Funding from Sask Lotteries benefits over 12,000 sport, culture and recreation groups throughout the province. For the 2022-23 fiscal year, approximately $60 million from the Sask Lotteries Trust Fund was granted to organizations across Saskatchewan.

“On behalf of Sask Sport and its volunteers, I am grateful for the continued partnership of a lottery agreement with the Government of Saskatchewan,” Sask Sport Chair Michael Rogers said. “As a parent and participant in sport, every day I see how the funds generated through the agreement benefit Saskatchewan residents and positively impacts communities. A multi-year agreement gives stability for planning for all beneficiary groups to continue creating opportunities that make Saskatchewan vibrant for everyone.”

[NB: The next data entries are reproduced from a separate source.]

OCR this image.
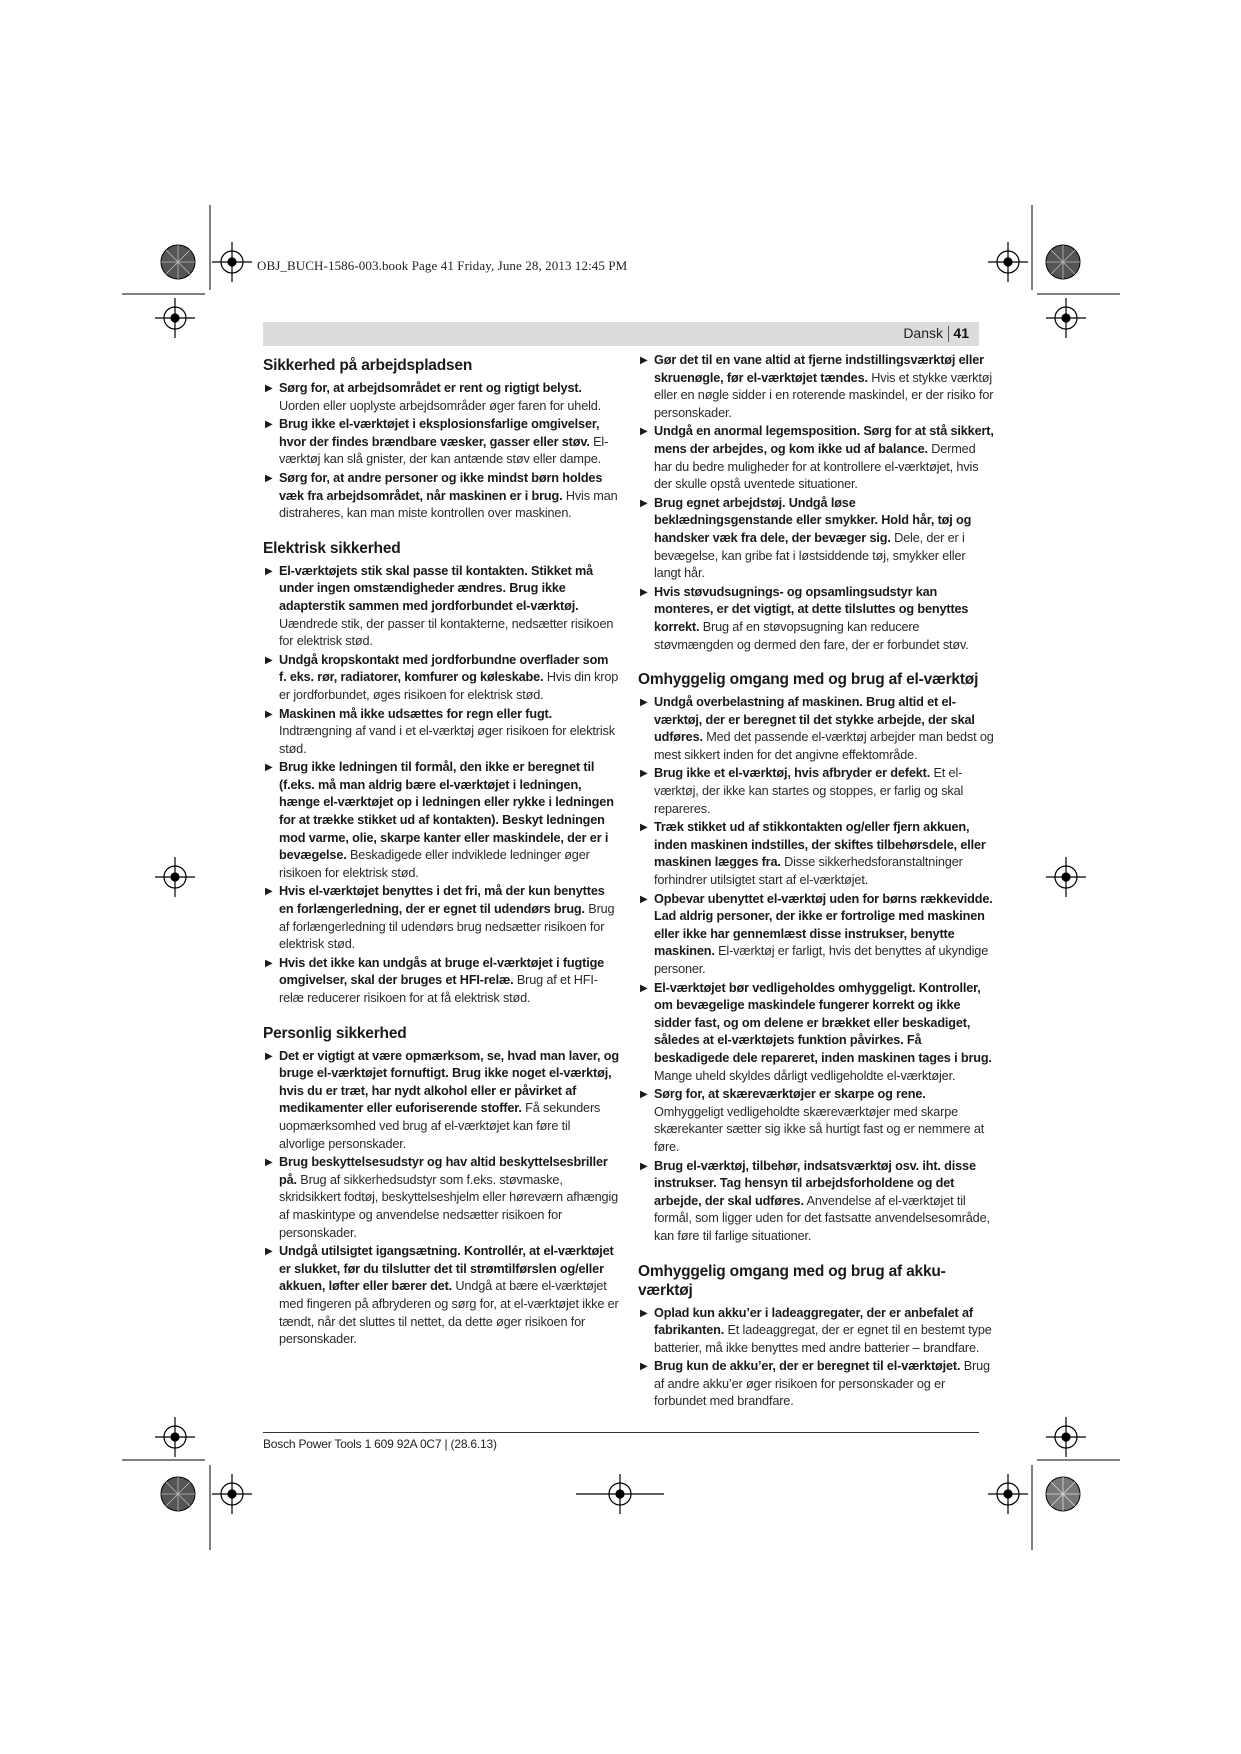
OBJ_BUCH-1586-003.book Page 41 Friday, June 28, 2013 12:45 PM
Dansk 41
Sikkerhed på arbejdspladsen
▶ Sørg for, at arbejdsområdet er rent og rigtigt belyst. Uorden eller uoplyste arbejdsområder øger faren for uheld.
▶ Brug ikke el-værktøjet i eksplosionsfarlige omgivelser, hvor der findes brændbare væsker, gasser eller støv. El-værktøj kan slå gnister, der kan antænde støv eller dampe.
▶ Sørg for, at andre personer og ikke mindst børn holdes væk fra arbejdsområdet, når maskinen er i brug. Hvis man distraheres, kan man miste kontrollen over maskinen.
Elektrisk sikkerhed
▶ El-værktøjets stik skal passe til kontakten. Stikket må under ingen omstændigheder ændres. Brug ikke adapterstik sammen med jordforbundet el-værktøj. Uændrede stik, der passer til kontakterne, nedsætter risikoen for elektrisk stød.
▶ Undgå kropskontakt med jordforbundne overflader som f. eks. rør, radiatorer, komfurer og køleskabe. Hvis din krop er jordforbundet, øges risikoen for elektrisk stød.
▶ Maskinen må ikke udsættes for regn eller fugt. Indtrængning af vand i et el-værktøj øger risikoen for elektrisk stød.
▶ Brug ikke ledningen til formål, den ikke er beregnet til (f.eks. må man aldrig bære el-værktøjet i ledningen, hænge el-værktøjet op i ledningen eller rykke i ledningen for at trække stikket ud af kontakten). Beskyt ledningen mod varme, olie, skarpe kanter eller maskindele, der er i bevægelse. Beskadigede eller indviklede ledninger øger risikoen for elektrisk stød.
▶ Hvis el-værktøjet benyttes i det fri, må der kun benyttes en forlængerledning, der er egnet til udendørs brug. Brug af forlængerledning til udendørs brug nedsætter risikoen for elektrisk stød.
▶ Hvis det ikke kan undgås at bruge el-værktøjet i fugtige omgivelser, skal der bruges et HFI-relæ. Brug af et HFI-relæ reducerer risikoen for at få elektrisk stød.
Personlig sikkerhed
▶ Det er vigtigt at være opmærksom, se, hvad man laver, og bruge el-værktøjet fornuftigt. Brug ikke noget el-værktøj, hvis du er træt, har nydt alkohol eller er påvirket af medikamenter eller euforiserende stoffer. Få sekunders uopmærksomhed ved brug af el-værktøjet kan føre til alvorlige personskader.
▶ Brug beskyttelsesudstyr og hav altid beskyttelsesbriller på. Brug af sikkerhedsudstyr som f.eks. støvmaske, skridsikkert fodtøj, beskyttelseshjelm eller høreværn afhængig af maskintype og anvendelse nedsætter risikoen for personskader.
▶ Undgå utilsigtet igangsætning. Kontrollér, at el-værktøjet er slukket, før du tilslutter det til strømtilførslen og/eller akkuen, løfter eller bærer det. Undgå at bære el-værktøjet med fingeren på afbryderen og sørg for, at el-værktøjet ikke er tændt, når det sluttes til nettet, da dette øger risikoen for personskader.
▶ Gør det til en vane altid at fjerne indstillingsværktøj eller skruenøgle, før el-værktøjet tændes. Hvis et stykke værktøj eller en nøgle sidder i en roterende maskindel, er der risiko for personskader.
▶ Undgå en anormal legemsposition. Sørg for at stå sikkert, mens der arbejdes, og kom ikke ud af balance. Dermed har du bedre muligheder for at kontrollere el-værktøjet, hvis der skulle opstå uventede situationer.
▶ Brug egnet arbejdstøj. Undgå løse beklædningsgenstande eller smykker. Hold hår, tøj og handsker væk fra dele, der bevæger sig. Dele, der er i bevægelse, kan gribe fat i løstsiddende tøj, smykker eller langt hår.
▶ Hvis støvudsugnings- og opsamlingsudstyr kan monteres, er det vigtigt, at dette tilsluttes og benyttes korrekt. Brug af en støvopsugning kan reducere støvmængden og dermed den fare, der er forbundet støv.
Omhyggelig omgang med og brug af el-værktøj
▶ Undgå overbelastning af maskinen. Brug altid et el-værktøj, der er beregnet til det stykke arbejde, der skal udføres. Med det passende el-værktøj arbejder man bedst og mest sikkert inden for det angivne effektområde.
▶ Brug ikke et el-værktøj, hvis afbryder er defekt. Et el-værktøj, der ikke kan startes og stoppes, er farlig og skal repareres.
▶ Træk stikket ud af stikkontakten og/eller fjern akkuen, inden maskinen indstilles, der skiftes tilbehørsdele, eller maskinen lægges fra. Disse sikkerhedsforanstaltninger forhindrer utilsigtet start af el-værktøjet.
▶ Opbevar ubenyttet el-værktøj uden for børns rækkevidde. Lad aldrig personer, der ikke er fortrolige med maskinen eller ikke har gennemlæst disse instrukser, benytte maskinen. El-værktøj er farligt, hvis det benyttes af ukyndige personer.
▶ El-værktøjet bør vedligeholdes omhyggeligt. Kontroller, om bevægelige maskindele fungerer korrekt og ikke sidder fast, og om delene er brækket eller beskadiget, således at el-værktøjets funktion påvirkes. Få beskadigede dele repareret, inden maskinen tages i brug. Mange uheld skyldes dårligt vedligeholdte el-værktøjer.
▶ Sørg for, at skæreværktøjer er skarpe og rene. Omhyggeligt vedligeholdte skæreværktøjer med skarpe skærekanter sætter sig ikke så hurtigt fast og er nemmere at føre.
▶ Brug el-værktøj, tilbehør, indsatsværktøj osv. iht. disse instrukser. Tag hensyn til arbejdsforholdene og det arbejde, der skal udføres. Anvendelse af el-værktøjet til formål, som ligger uden for det fastsatte anvendelsesområde, kan føre til farlige situationer.
Omhyggelig omgang med og brug af akku-værktøj
▶ Oplad kun akku’er i ladeaggregater, der er anbefalet af fabrikanten. Et ladeaggregat, der er egnet til en bestemt type batterier, må ikke benyttes med andre batterier – brandfare.
▶ Brug kun de akku’er, der er beregnet til el-værktøjet. Brug af andre akku’er øger risikoen for personskader og er forbundet med brandfare.
Bosch Power Tools 1 609 92A 0C7 | (28.6.13)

“Lottery funding is so important to ensuring that cultural activity adds to the quality of life of individuals and families in this province,” SaskCulture Board Chair Jan Seibel said. “From attending a musical to learning a traditional dance, or joining a writing group, or perhaps, exploring a museum, many people look forward to accessing cultural programs, events and services as a regular part of their lives.  As a whole, these types of activities help shape the Saskatchewan experience.  We are very pleased with the renewal of this agreement, and government’s commitment to helping ensure that an even greater diversity of peoples can engage in cultural and creative pursuits that contribute to a culturally vibrant province.”

“The government’s continued support of recreation, culture, and sport speaks volumes about the value created by our industries’ collective work,” Saskatchewan Parks and Recreation Association Board President, Jody Boulet said that. “We are honoured to be tasked with enhancing quality of life for Saskatchewan people through parks and recreation for another six years and beyond.”

The agreement allows continued investments in strategic priority areas, such as engaging diverse and equity-deserving populations; supporting access to safe and welcoming sport, culture and recreation communities; and encouraging well-being and active lifestyles.